Facing internal pressure from Victorian Liberals: Tony Abbott.
Tony Abbott is facing internal pressure from Victorian Liberals to privatise the ABC and SBS if he wins the September 14 election amid claims both organisations are struggling to comply with their charters.
State Liberals have launched a push ahead of the election to sell the public broadcasters, arguing the funds raised should be used to pay off government debt.
The Victorian Liberal Party's state conference this weekend will vote on a motion urging the federal Coalition to make a full-scale ''operational review'' of the ABC and SBS to ''look at the feasibility of partial or full privatisation of both''.
Need for the Coalition to address concerns: John Roskam. Photo: Matthew Bayard
The motion says the original arguments for public ownership and operation of the ABC and SBS are ''no longer valid in 2013'', arguing both broadcasters ''aggressively compete'' with private media outlets in a ''high-velocity public information environment''.
''Public ownership of like corporations is not compatible with Coalition policies,'' the motion says. ''In a complex communication market where media outlets are required to set the agenda, ABC/SBS are finding it increasingly difficult to comply with their respective charters, thereby alienating constituents.''
Opposition Leader Tony Abbott's spokesman said it was a healthy debate, although it was ''not Coalition policy'' to examine the privatisation of the ABC.
But many Liberals are adamant about the need for a review amid claims of left-leaning bias.
Institute of Public Affairs executive director John Roskam said it was becoming ''more apparent by the day'' that concerns about public ownership and bias would need to be addressed if the Coalition won the September 14 election.

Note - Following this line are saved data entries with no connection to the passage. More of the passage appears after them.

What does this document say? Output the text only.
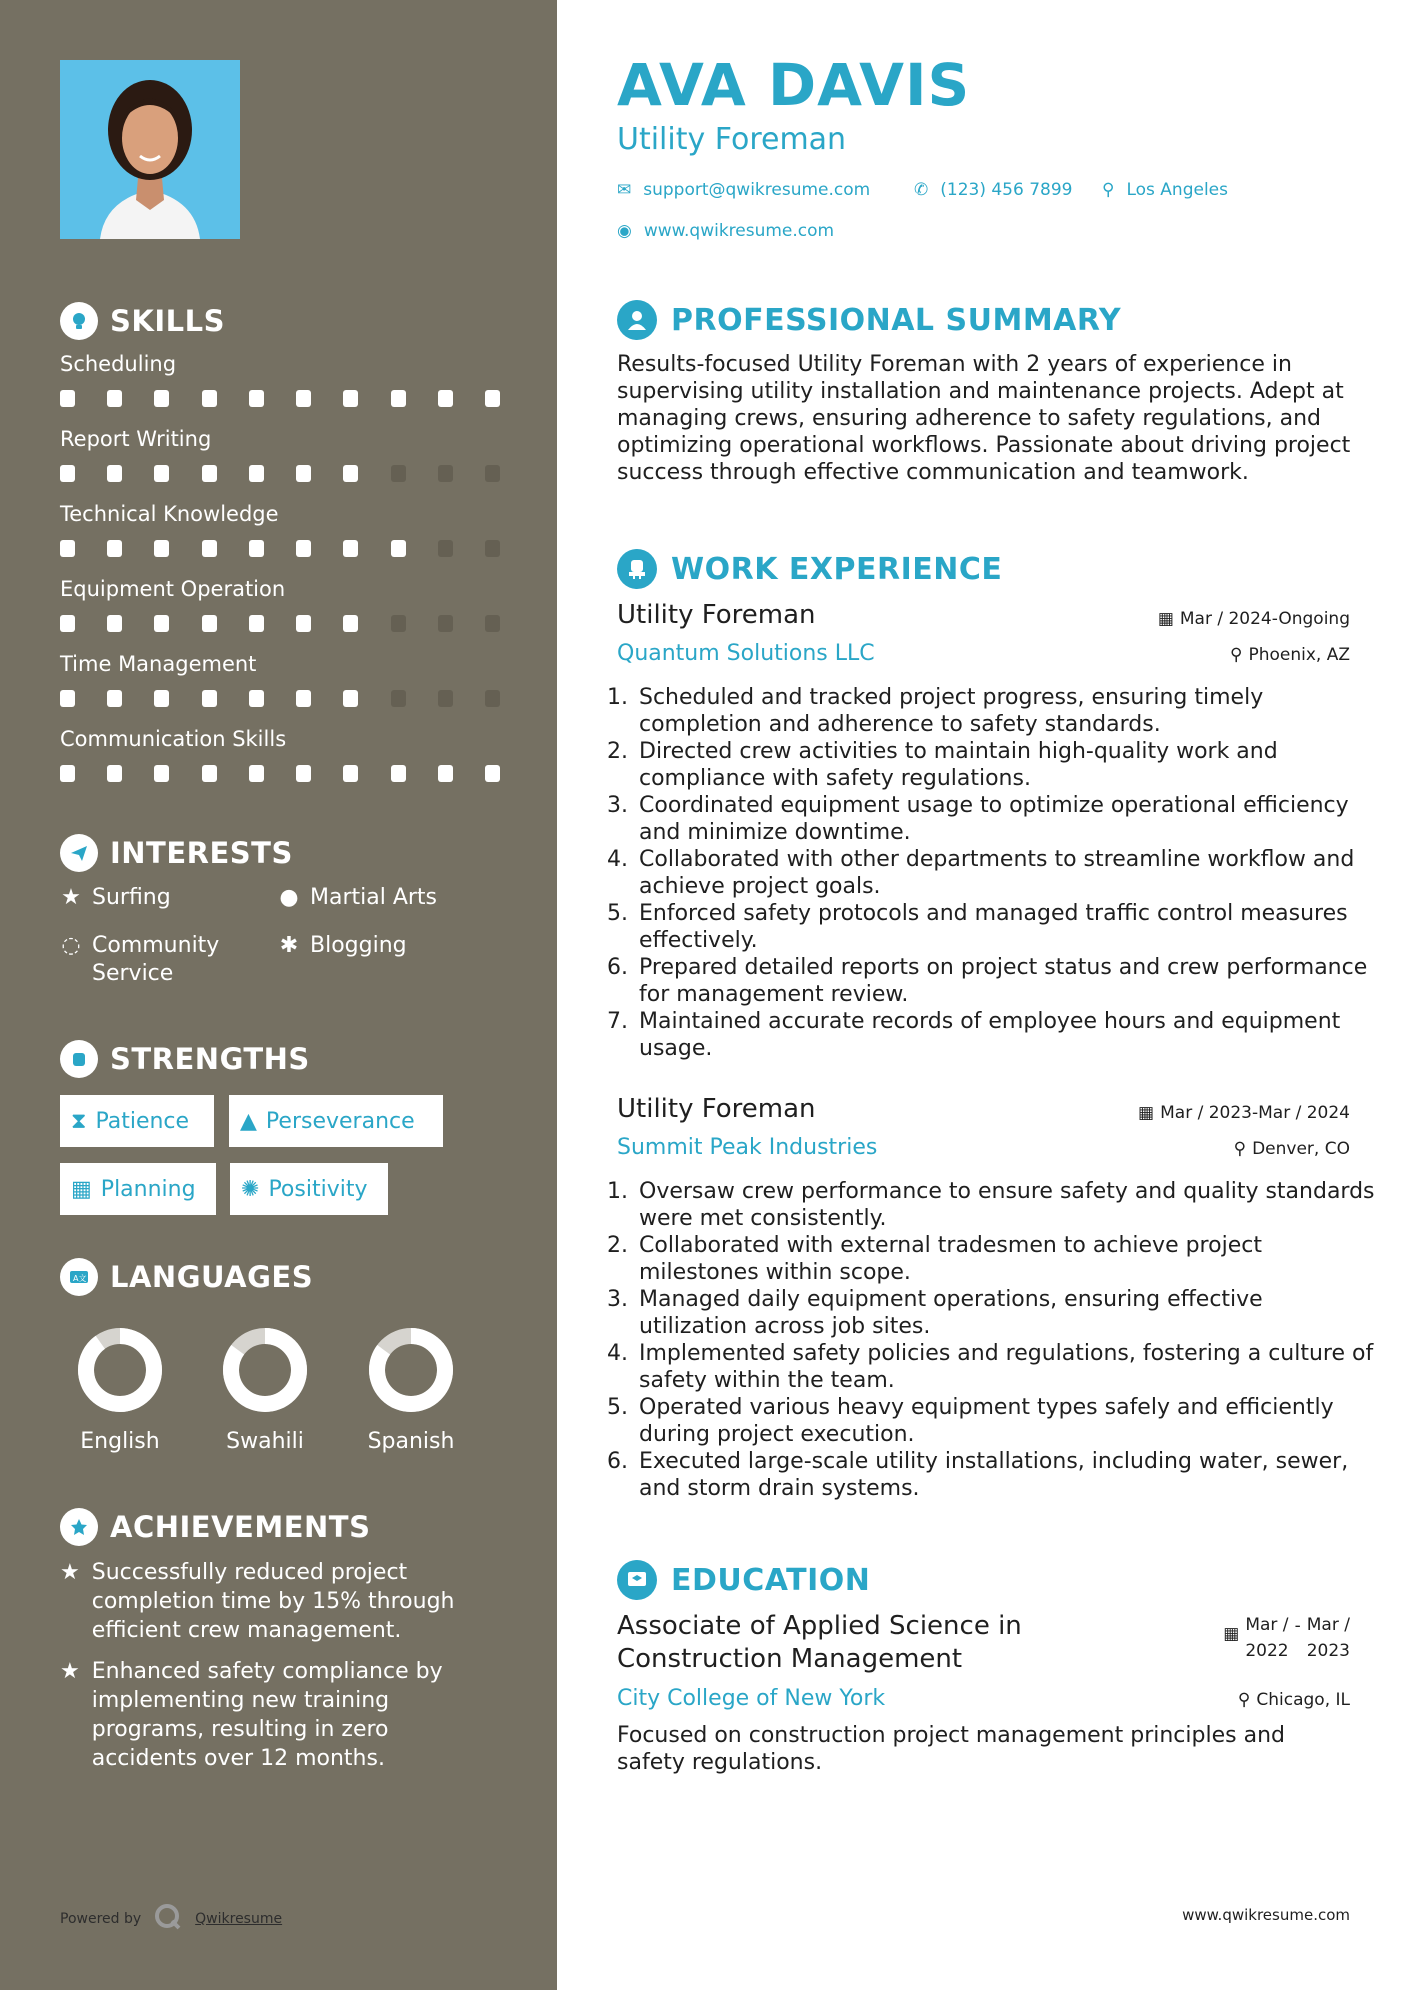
SKILLS
Scheduling
Report Writing
Technical Knowledge
Equipment Operation
Time Management
Communication Skills
INTERESTS
★ Surfing	● Martial Arts
◌ Community
Service
✱ Blogging
STRENGTHS
⧗ Patience ▲ Perseverance
▦ Planning ✺ Positivity
A文 LANGUAGES
English	Swahili	Spanish
ACHIEVEMENTS
★ Successfully reduced project completion time by 15% through efficient crew management.
★ Enhanced safety compliance by implementing new training programs, resulting in zero accidents over 12 months.
Powered by	Qwikresume
AVA DAVIS
Utility Foreman
✉ support@qwikresume.com	✆ (123) 456 7899 ⚲ Los Angeles
◉ www.qwikresume.com
PROFESSIONAL SUMMARY
Results-focused Utility Foreman with 2 years of experience in supervising utility installation and maintenance projects. Adept at managing crews, ensuring adherence to safety regulations, and optimizing operational workflows. Passionate about driving project success through effective communication and teamwork.
WORK EXPERIENCE
Utility Foreman	▦ Mar / 2024-Ongoing
Quantum Solutions LLC	⚲ Phoenix, AZ
1. Scheduled and tracked project progress, ensuring timely completion and adherence to safety standards.
2. Directed crew activities to maintain high-quality work and compliance with safety regulations.
3. Coordinated equipment usage to optimize operational efficiency and minimize downtime.
4. Collaborated with other departments to streamline workflow and achieve project goals.
5. Enforced safety protocols and managed traffic control measures effectively.
6. Prepared detailed reports on project status and crew performance for management review.
7. Maintained accurate records of employee hours and equipment usage.
Utility Foreman	▦ Mar / 2023-Mar / 2024
Summit Peak Industries	⚲ Denver, CO
1. Oversaw crew performance to ensure safety and quality standards were met consistently.
2. Collaborated with external tradesmen to achieve project milestones within scope.
3. Managed daily equipment operations, ensuring effective utilization across job sites.
4. Implemented safety policies and regulations, fostering a culture of safety within the team.
5. Operated various heavy equipment types safely and efficiently during project execution.
6. Executed large-scale utility installations, including water, sewer, and storm drain systems.
EDUCATION
Associate of Applied Science in
Construction Management
▦ Mar /
2022
- Mar /
2023
City College of New York	⚲ Chicago, IL
Focused on construction project management principles and safety regulations.
www.qwikresume.com
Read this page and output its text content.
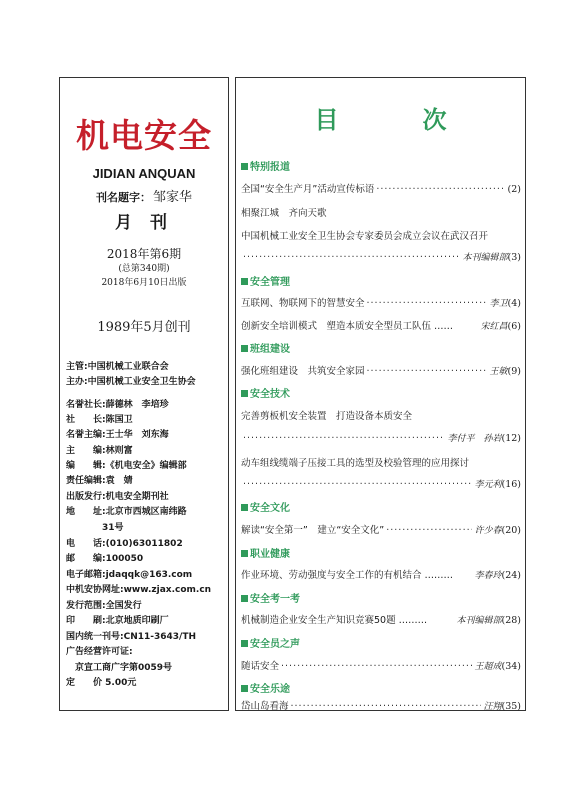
机电安全
JIDIAN ANQUAN
刊名题字： 邹家华
月 刊
2018年第6期
(总第340期)
2018年6月10日出版
1989年5月创刊
主管:中国机械工业联合会
主办:中国机械工业安全卫生协会
名誉社长:薛德林　李培珍
社　　长:陈国卫
名誉主编:王士华　刘东海
主　　编:林则富
编　　辑:《机电安全》编辑部
责任编辑:袁　婧
出版发行:机电安全期刊社
地　　址:北京市西城区南纬路
　　　　31号
电　　话:(010)63011802
邮　　编:100050
电子邮箱:jdaqqk@163.com
中机安协网址:www.zjax.com.cn
发行范围:全国发行
印　　刷:北京地质印刷厂
国内统一刊号:CN11-3643/TH
广告经营许可证:
　京宣工商广字第0059号
定　　价 5.00元
目　次
特别报道
全国“安全生产月”活动宣传标语 ·····	(2)
相聚江城　齐向天歌
中国机械工业安全卫生协会专家委员会成立会议在武汉召开
·····
本刊编辑部 (3)
安全管理
互联网、物联网下的智慧安全 ·····	李卫 (4)
创新安全培训模式　塑造本质安全型员工队伍 ……	宋红昌 (6)
班组建设
强化班组建设　共筑安全家园 ·····	王敏 (9)
安全技术
完善剪板机安全装置　打造设备本质安全
·····
李付平　孙岩 (12)
动车组线缆端子压接工具的选型及校验管理的应用探讨
·····
李元利 (16)
安全文化
解读“安全第一”　建立“安全文化” ·····	许少春 (20)
职业健康
作业环境、劳动强度与安全工作的有机结合 ……… 李春玲 (24)
安全考一考
机械制造企业安全生产知识竞赛50题 ………	本刊编辑部 (28)
安全员之声
随话安全 ·····	王超成 (34)
安全乐途
岱山岛看海 ·····	汪翔 (35)
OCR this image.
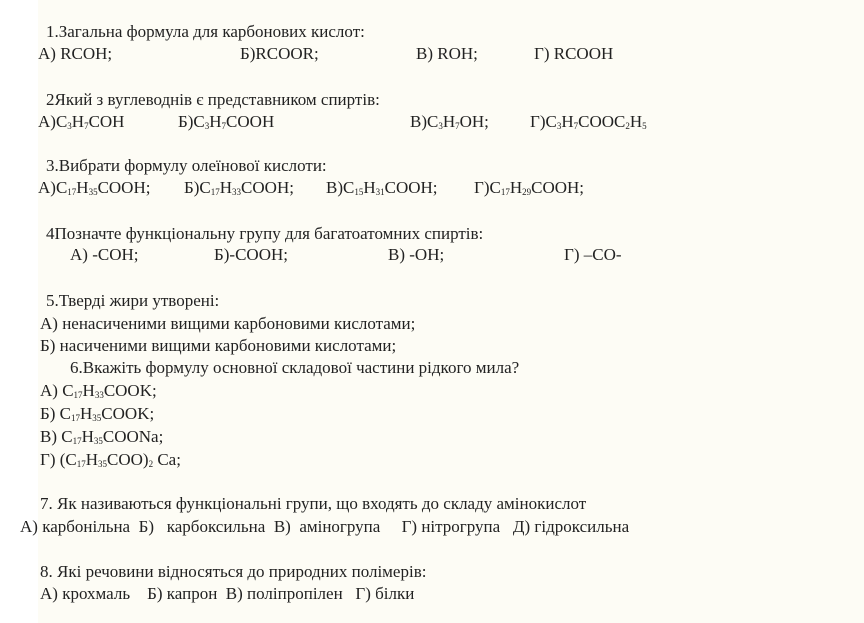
1.Загальна формула для карбонових кислот:
А) RCOH;	Б)RCOOR;	В) ROH;	Г) RCOOH
2Який з вуглеводнів є представником спиртів:
$А)C_3H_7COH$	$Б)C_3H_7COOH$	$В)C_3H_7OH$; $Г)C_3H_7COOC_2H_5$
3.Вибрати формулу олеїнової кислоти:
$А)C_{17}H_{35}COOH$; $Б)C_{17}H_{33}COOH$; $В)C_{15}H_{31}COOH$; $Г)C_{17}H_{29}COOH$;
4Позначте функціональну групу для багатоатомних спиртів:
А) -COH;	Б)-COOH;	В) -OH;	Г) –CO-
5.Тверді жири утворені:
А) ненасиченими вищими карбоновими кислотами;
Б) насиченими вищими карбоновими кислотами;
6.Вкажіть формулу основної складової частини рідкого мила?
А) $C_{17}H_{33}COOK$;
Б) $C_{17}H_{35}COOK$;
В) $C_{17}H_{35}COONa$;
Г) $(C_{17}H_{35}COO)_2$ Ca;
7. Як називаються функціональні групи, що входять до складу амінокислот
А) карбонільна  Б)   карбоксильна  В)  аміногрупа     Г) нітрогрупа   Д) гідроксильна
8. Які речовини відносяться до природних полімерів:
А) крохмаль    Б) капрон  В) поліпропілен   Г) білки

''This issue holding back the Coalition from properly assessing the future of the ABC is a perception of strong support for the ABC in rural and regional areas,'' Mr Roskam said. ''This is something the Coalition is going to have to address. Talk to Coalition MPs as the election comes closer and there is an even stronger view … that the ABC is barracking for one side.''
Communications Minister Stephen Conroy said the motion was a ''clear warning'' of the policies to expect if the Coalition wins the next election. He said federal opposition communications spokesman Malcolm Turnbull ''should immediately rule out this extreme position and recommit the Coalition to keeping the national broadcasters in public hands''.